Thomas Hawk, a Flickr fan who writes a technology blog at thomashawk.com, recently linked to an interesting post by Norwegian engineer and blogger Eirik Solheim, who compared Flickr — the former Vancouver-based photo site that is now part of the Yahoo empire — with Webshots, a photo site that is celebrating its 10th anniversary.
A chart mapping the traffic patterns from both sites (courtesy of Alexa.com) is quite instructive, in that Webshots has been going steadily downward in terms of “daily reach” while Flickr has been going steadily upwards. Flickr is about to pass Webshots, and the site hasn’t even been in existence for two years.

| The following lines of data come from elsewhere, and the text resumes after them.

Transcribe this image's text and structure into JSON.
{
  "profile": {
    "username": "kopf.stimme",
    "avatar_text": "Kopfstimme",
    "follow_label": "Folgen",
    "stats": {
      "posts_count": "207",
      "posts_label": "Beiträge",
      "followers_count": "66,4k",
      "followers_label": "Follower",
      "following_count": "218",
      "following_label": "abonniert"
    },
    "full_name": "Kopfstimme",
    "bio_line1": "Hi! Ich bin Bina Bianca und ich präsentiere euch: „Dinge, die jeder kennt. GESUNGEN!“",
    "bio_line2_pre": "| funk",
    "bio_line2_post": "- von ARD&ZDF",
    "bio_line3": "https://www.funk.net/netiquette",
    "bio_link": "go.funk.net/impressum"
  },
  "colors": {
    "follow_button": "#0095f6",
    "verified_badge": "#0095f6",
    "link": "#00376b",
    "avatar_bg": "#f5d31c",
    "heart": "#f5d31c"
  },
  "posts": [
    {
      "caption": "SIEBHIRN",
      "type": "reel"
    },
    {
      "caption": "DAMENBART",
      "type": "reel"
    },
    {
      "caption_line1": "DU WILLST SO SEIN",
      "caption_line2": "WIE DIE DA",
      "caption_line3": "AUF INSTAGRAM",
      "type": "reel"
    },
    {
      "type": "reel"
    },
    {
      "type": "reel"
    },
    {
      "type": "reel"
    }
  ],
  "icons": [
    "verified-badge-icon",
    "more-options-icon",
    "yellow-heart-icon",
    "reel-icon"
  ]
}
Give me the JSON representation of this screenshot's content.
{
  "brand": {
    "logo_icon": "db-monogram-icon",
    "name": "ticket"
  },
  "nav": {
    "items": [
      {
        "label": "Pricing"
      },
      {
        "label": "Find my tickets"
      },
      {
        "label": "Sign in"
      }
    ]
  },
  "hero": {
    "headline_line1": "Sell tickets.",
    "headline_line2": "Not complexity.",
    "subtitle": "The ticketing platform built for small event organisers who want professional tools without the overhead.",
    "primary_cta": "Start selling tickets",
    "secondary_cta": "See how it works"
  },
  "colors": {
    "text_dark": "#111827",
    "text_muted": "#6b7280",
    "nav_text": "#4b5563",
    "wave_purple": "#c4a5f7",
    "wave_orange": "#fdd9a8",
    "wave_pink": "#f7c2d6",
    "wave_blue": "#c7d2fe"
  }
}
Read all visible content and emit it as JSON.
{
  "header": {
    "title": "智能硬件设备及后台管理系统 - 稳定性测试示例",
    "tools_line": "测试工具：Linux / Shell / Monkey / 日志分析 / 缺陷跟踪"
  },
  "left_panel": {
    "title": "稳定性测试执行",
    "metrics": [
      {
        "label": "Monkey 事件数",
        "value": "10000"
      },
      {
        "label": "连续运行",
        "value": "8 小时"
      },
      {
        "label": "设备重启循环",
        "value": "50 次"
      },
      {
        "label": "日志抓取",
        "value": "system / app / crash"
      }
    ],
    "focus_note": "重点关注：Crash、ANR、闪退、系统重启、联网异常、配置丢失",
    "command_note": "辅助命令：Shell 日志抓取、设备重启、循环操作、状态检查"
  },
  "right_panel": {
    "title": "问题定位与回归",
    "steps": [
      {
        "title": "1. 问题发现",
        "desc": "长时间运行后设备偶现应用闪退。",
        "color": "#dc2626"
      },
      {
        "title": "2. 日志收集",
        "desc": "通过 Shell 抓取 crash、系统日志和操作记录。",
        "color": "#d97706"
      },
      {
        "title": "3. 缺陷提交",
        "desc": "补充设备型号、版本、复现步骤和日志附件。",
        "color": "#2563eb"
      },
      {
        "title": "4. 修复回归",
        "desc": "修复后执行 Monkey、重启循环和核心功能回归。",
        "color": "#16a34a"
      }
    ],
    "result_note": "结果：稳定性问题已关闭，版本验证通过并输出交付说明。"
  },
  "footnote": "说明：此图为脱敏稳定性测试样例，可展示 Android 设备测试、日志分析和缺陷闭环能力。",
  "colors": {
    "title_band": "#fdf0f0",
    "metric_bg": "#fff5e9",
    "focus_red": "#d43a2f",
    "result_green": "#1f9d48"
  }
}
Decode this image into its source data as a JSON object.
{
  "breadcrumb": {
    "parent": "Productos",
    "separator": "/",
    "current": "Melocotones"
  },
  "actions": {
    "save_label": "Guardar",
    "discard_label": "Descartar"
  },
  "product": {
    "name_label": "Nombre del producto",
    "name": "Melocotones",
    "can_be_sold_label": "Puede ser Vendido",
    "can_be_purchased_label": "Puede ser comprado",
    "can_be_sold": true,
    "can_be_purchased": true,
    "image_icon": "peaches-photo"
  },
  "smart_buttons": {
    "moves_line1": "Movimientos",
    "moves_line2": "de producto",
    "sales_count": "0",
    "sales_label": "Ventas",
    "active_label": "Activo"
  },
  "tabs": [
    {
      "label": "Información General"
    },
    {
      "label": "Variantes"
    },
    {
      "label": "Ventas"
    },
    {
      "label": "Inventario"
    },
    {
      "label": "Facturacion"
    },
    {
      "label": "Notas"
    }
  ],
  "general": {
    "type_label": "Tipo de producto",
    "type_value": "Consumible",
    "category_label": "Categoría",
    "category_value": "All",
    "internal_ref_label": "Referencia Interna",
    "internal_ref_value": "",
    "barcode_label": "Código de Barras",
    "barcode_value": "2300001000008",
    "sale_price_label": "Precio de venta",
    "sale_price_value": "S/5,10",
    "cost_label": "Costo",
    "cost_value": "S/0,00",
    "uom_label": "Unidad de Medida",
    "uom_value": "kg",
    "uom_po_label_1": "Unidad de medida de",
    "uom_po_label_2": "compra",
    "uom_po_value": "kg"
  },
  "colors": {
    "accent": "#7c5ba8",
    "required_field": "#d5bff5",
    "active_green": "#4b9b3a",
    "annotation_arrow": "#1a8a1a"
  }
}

As both Thomas and Eirik note, this is likely because Flickr is a much better example of a “Web 2.0” service. In other words, it does a better job of taking advantage of the interactive Web. It is easy to use, it has a simple interface with not a lot of cluttered advertising, and it emphasizes community through the use of tags, groups, comments, contacts and so on — not to mention RSS feeds for everything and an open API. A lesson to be learned, and not just for photo sites.
Narendra Rocherolle, one of the founders of Webshots, has taken issue with the Web 2.0-style comparison between that company and Flickr for a number of reasons, including the fact that he says Photobucket is also growing just as quickly as Flickr and is not a Web 2.0 company. Leaving aside the “what is Web 2.0” question, I would argue that Photobucket is growing because it also encourages sharing (or distributing), just in a different way than Flickr — and both do so in ways that Webshots doesn’t. That is the important point, I think.
A story from Associated Press makes a similar point about Mapquest, although you have to read between the lines. Mapquest is the most popular map site, but is facing increasing competition from Google — in part because of features such as satellite images (which Mapquest used to have, but got rid of because it didn’t think they were useful) but also because it doesn’t have an open API. That means if you want to do “mash-ups” like beerhunter.ca you have to use Google, and I would argue that is a crucial difference — not just in useability, but in the way the two companies are structured — and that in turn ultimately affects how attractive the service is.